Bosquímanos, caçadores africanos
O cenário da história é o cenário da atividade humana: o
meio físico em que se desenvolve a vida dos homens e das mulheres. Seu estudo
comporta um duplo enfoque: o das relações do homem com o meio e o da
identificação das suas atividades. Antes, os historiadores ocupavam-se apenas
da distribuição humana no espaço: da "geografia histórica". Nos
últimos anos, porém, aprenderam a ver a importância da relação transformadora
do homem com o meio natural que o rodeia.
[...]
Talvez haja quem pense que a relação do homem com seu meio
físico é uma questão que deve ser considerada do ponto de vista das ciências
naturais e que tem pouco a ver com a história. Não é assim. Não só porque o
meio é um condicionante da evolução das sociedades humanas - por exemplo, a
abundância ou escassez de combustíveis naturais trouxe implicações em diversos
países -, mas também porque as sociedades influem, por sua vez, em seu meio: as
relações do homem com o meio devem ser estudadas também, sob ponto de vista
cultural e histórico.
Os homens de nossa cultura - a dos europeus e de seus
descendentes instalados em outros continentes - viram, tradicionalmente, a
natureza como algo que lhes havia sido dado para estar a seu serviço e, não
como um meio de que formavam parte: a conquista e o domínio da natureza
apresentam-se normalmente como sinais indiscutíveis de progresso. Há outras
civilizações, ao contrário, que aprenderam a viver em equilíbrio mais efetivo
com seu meio, a utilizá-lo de uma forma distinta, menos exploradora. Esse é o
caso, por exemplo, das civilizações americanas anteriores à conquista
espanhola, como mostra a utilização combinada de pisos ecológicos dos Andes
pelos povos peruanos, a forma em que os indígenas da Amazônia aprenderam a
explorar a mata com critérios conservacionistas ou à agricultura dos maias.

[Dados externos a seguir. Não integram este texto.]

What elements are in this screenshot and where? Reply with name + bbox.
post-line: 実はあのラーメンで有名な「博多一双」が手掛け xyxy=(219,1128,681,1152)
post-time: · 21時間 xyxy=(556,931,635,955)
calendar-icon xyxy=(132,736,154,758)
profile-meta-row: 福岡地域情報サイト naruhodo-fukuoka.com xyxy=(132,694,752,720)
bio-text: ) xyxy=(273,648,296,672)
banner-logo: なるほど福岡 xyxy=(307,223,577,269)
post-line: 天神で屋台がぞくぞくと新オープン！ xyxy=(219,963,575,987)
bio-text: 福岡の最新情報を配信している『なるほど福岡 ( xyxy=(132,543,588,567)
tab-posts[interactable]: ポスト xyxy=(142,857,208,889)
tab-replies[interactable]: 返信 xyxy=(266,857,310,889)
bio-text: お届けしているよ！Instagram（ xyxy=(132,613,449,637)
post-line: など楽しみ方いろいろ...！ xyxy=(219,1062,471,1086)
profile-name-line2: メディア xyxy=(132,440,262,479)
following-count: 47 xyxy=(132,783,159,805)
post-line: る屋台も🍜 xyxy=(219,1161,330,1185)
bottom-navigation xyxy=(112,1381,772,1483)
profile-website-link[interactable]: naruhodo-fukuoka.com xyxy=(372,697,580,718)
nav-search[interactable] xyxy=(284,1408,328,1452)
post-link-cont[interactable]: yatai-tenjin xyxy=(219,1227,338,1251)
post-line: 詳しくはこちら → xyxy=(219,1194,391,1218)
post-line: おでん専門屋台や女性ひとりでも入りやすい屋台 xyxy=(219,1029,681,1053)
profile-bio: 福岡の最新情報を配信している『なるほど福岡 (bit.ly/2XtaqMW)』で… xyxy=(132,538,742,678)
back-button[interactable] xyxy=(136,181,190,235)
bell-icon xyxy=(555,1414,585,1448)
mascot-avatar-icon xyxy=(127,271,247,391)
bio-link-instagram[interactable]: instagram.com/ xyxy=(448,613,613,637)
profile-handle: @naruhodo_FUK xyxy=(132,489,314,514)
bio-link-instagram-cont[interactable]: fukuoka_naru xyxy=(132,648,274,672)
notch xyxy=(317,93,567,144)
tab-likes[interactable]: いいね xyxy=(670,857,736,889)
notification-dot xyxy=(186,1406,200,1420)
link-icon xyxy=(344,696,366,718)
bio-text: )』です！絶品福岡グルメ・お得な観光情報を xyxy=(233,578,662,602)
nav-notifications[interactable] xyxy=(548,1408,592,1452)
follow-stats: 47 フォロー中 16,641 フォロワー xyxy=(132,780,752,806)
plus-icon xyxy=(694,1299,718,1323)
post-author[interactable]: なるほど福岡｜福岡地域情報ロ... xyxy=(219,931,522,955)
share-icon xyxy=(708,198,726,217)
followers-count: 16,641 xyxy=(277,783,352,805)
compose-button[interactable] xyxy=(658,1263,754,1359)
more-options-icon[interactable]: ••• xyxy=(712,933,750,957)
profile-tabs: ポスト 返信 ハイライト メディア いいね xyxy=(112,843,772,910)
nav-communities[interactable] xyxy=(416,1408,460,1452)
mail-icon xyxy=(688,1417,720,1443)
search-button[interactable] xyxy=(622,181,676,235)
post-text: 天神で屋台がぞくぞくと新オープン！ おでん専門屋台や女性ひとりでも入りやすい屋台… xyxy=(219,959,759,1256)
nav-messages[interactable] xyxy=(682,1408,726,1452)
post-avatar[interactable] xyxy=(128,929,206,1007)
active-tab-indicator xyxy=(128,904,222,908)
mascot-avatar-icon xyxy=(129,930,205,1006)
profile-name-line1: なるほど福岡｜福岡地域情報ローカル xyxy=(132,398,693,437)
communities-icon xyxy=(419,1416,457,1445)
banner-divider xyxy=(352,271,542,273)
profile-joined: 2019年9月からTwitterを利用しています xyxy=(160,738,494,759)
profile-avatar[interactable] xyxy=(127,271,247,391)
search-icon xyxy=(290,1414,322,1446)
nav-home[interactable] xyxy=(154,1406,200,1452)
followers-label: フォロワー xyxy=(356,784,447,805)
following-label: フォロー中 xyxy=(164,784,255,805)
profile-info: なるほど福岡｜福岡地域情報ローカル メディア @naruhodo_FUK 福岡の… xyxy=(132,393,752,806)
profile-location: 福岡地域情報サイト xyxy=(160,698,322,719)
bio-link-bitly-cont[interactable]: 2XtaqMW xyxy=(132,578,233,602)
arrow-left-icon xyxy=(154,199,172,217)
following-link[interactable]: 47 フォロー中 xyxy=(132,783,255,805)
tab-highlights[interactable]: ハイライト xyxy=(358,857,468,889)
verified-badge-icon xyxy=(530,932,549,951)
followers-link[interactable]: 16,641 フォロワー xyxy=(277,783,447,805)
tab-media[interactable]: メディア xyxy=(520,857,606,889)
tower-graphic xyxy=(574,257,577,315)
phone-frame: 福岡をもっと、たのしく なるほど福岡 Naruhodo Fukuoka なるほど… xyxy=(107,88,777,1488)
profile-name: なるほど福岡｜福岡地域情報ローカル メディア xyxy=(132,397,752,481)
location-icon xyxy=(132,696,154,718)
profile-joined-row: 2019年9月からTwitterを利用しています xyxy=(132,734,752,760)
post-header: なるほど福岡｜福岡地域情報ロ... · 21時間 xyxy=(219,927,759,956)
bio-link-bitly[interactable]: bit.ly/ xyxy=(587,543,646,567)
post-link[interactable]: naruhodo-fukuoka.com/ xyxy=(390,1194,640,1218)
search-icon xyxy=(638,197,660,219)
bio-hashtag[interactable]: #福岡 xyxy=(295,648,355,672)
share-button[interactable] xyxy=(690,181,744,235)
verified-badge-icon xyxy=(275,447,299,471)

A ação do homem sobre o meio é muito complexa, porém, não se
pode dizer que os europeus procederam com a sensatez neste terreno. Quando se
fala dos "intercâmbios" entre a Europa e os continentes
"descobertos", por exemplo, nos limitamos a fazer um inventário das
espécies animais e vegetais que passaram de um a outro. Porém, a atuação dos
europeus sobre o meio físico das novas terras a que chegaram foi muito além da
introdução de espécies úteis, levando pragas, ervas daninhas e presentes de
valor duvidoso, como o rato ou como alguns animais domésticos, que se tornaram
selvagens em muitos lugares, como os cavalos e os cachorros [...]. No pampa
argentino, só a quarta parte das plantas que crescem espontaneamente são
nativas. As ervas daninhas foram um elemento essencial do imperialismo
ecológico europeu [...]
Quando dizemos que os europeus adaptaram o ecossistema dos
outros continentes às suas necessidades, estamos entendendo que ocorreu a
introdução de uma agricultura mais avançada em substituição a uma exploração
mais primitiva (é, por exemplo, o argumento utilizado para justificar a
expoliação e o extermínio dos índios norte-americanos). Frequentemente não foi
assim. Em locais como o México e o Peru, os sistemas agrários indígenas estavam
adaptados ao meio e às mudanças imprudentes realizadas pelos colonizadores
provocaram um retrocesso. [...]
Tudo isso deve servir ao historiador para que ele compreenda
que a relação do homem com a natureza é muito complexa. Não podemos nos
conformar em vê-lo como um conquistador que luta para dominá-la, nem basta
deplorar o impacto nocivo de sua intervenção; devemos esforçar-nos em entender
que, entre o homem e o meio, há uma relação de simbiose, ou melhor, de
pertencimento. Que o homem está na natureza, porque é parte dela: que sua
própria evolução é estreitamente delimitada pelas possibilidades que lhe
oferece o meio em que vive. Não poderíamos entender muitos episódios de
ascensão e decadência dos povos na história se deixássemos de considerar
informações tão essenciais como as que se referem às relações das sociedades
com seu meio.
FONTANA, Josep. Introdução ao estudo da história
geral. Bauru, SP: EDUSC, 2000. p. 9, 31-33.